「解放の広場」としての梨泰院「この街でしか生きられない人がいる」
多くの若者が亡くなった雑踏事故の現場となったソウル・梨泰院(イテウォン)。韓国ドラマ「梨泰院クラス」で、世界的に広く知られるようになった街は、韓国国内では外国籍の人や性的少数者を受け入れる「セーフティーネット」のような地として知られていた。街の人々は事故をどう受け止めているのか。梨泰院を舞台に多くの小説を出版する作家、パク・センガンさん(45)に聞いた。
梨泰院の雑踏事故
ハロウィーンを直前にした10月29日(土)の午後10時過ぎ、様々なコスチュームを身につけた人らが狭い路地に集中。150人以上が亡くなり、その8割以上が「MZ世代」と呼ばれる20~30代の若者だった。
――梨泰院で友人とAirbnb(エアビーアンドビー)の民泊を経営した経験をもとにした小説『エアビーアンドビーの掃除人』(邦訳未出版)など、梨泰院を舞台に多くの作品を書かれています。
大学時代から、梨泰院の雰囲気が好きでした。韓国が儒教的な社会で開放的ではなかった1990年代にも、梨泰院だけは違った。外国に来たみたいで、いろんな人がいるのを観察するのが面白かったんです。
5年ほど前、友人とエアビーアンドビーの民泊経営を始め、空き部屋に自分も暮らし始めました。コロナで経営が苦しくなり、廃業しましたが、宿泊施設は雑踏事故が起きた通りから坂を上がったところにあった。

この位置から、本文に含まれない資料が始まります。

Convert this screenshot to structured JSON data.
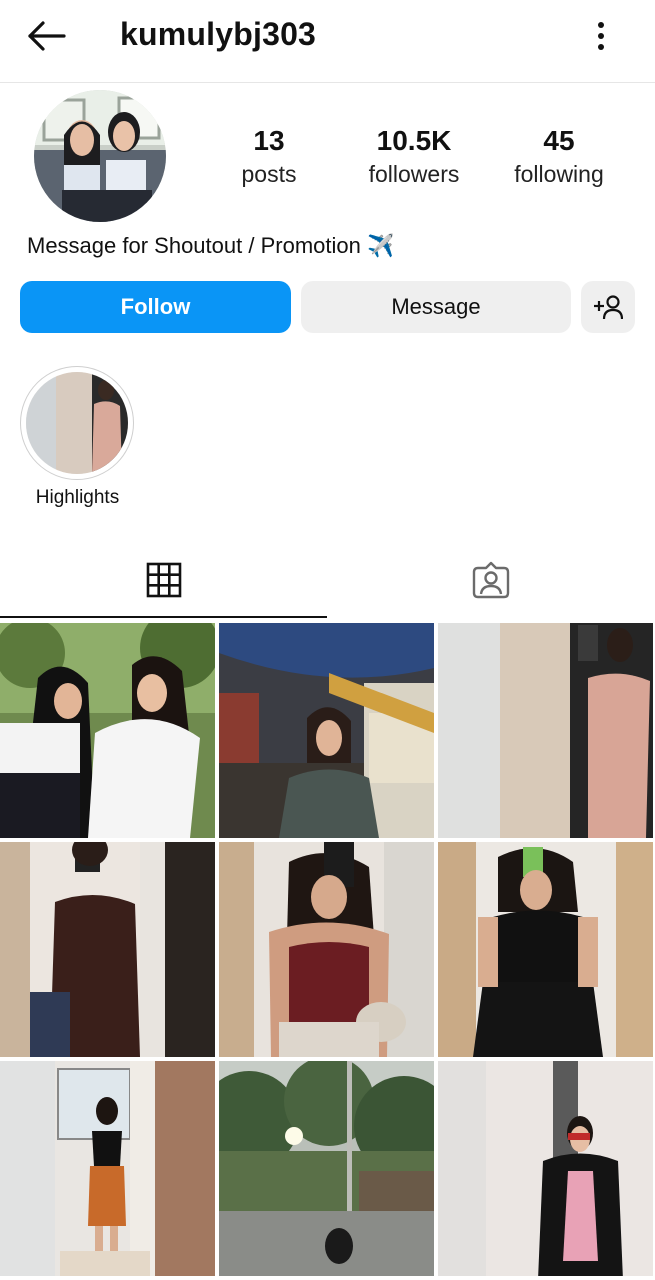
{
  "header": {
    "username": "kumulybj303",
    "back_icon": "arrow-left-icon",
    "menu_icon": "more-vertical-icon"
  },
  "profile": {
    "stats": [
      {
        "value": "13",
        "label": "posts"
      },
      {
        "value": "10.5K",
        "label": "followers"
      },
      {
        "value": "45",
        "label": "following"
      }
    ],
    "bio": "Message for Shoutout / Promotion ✈️"
  },
  "actions": {
    "follow_label": "Follow",
    "message_label": "Message",
    "add_user_icon": "add-person-icon"
  },
  "highlights": [
    {
      "label": "Highlights"
    }
  ],
  "tabs": [
    {
      "icon": "grid-icon",
      "active": true
    },
    {
      "icon": "tagged-person-icon",
      "active": false
    }
  ],
  "colors": {
    "primary": "#0a95f6",
    "secondary_button": "#efefef",
    "text": "#111111"
  }
}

その建物には飲み屋も入っていて、東南アジアや米国のヒッピーみたいな人たちも住んでいた。そんな場所をモデルにして書いたのが『エアビーアンドビーの掃除人』でした。
――梨泰院はどんな街ですか。
もともとはすぐ隣にあった米軍基地の兵士たちを顧客とするバーなどの多い歓楽街として発展しました。偽物のブランド品を売る街としても知られていましたが、90年代に一度、(湾岸戦争の勃発などで)街が閑散とした後、性的少数者のクラブがたくさん増えた。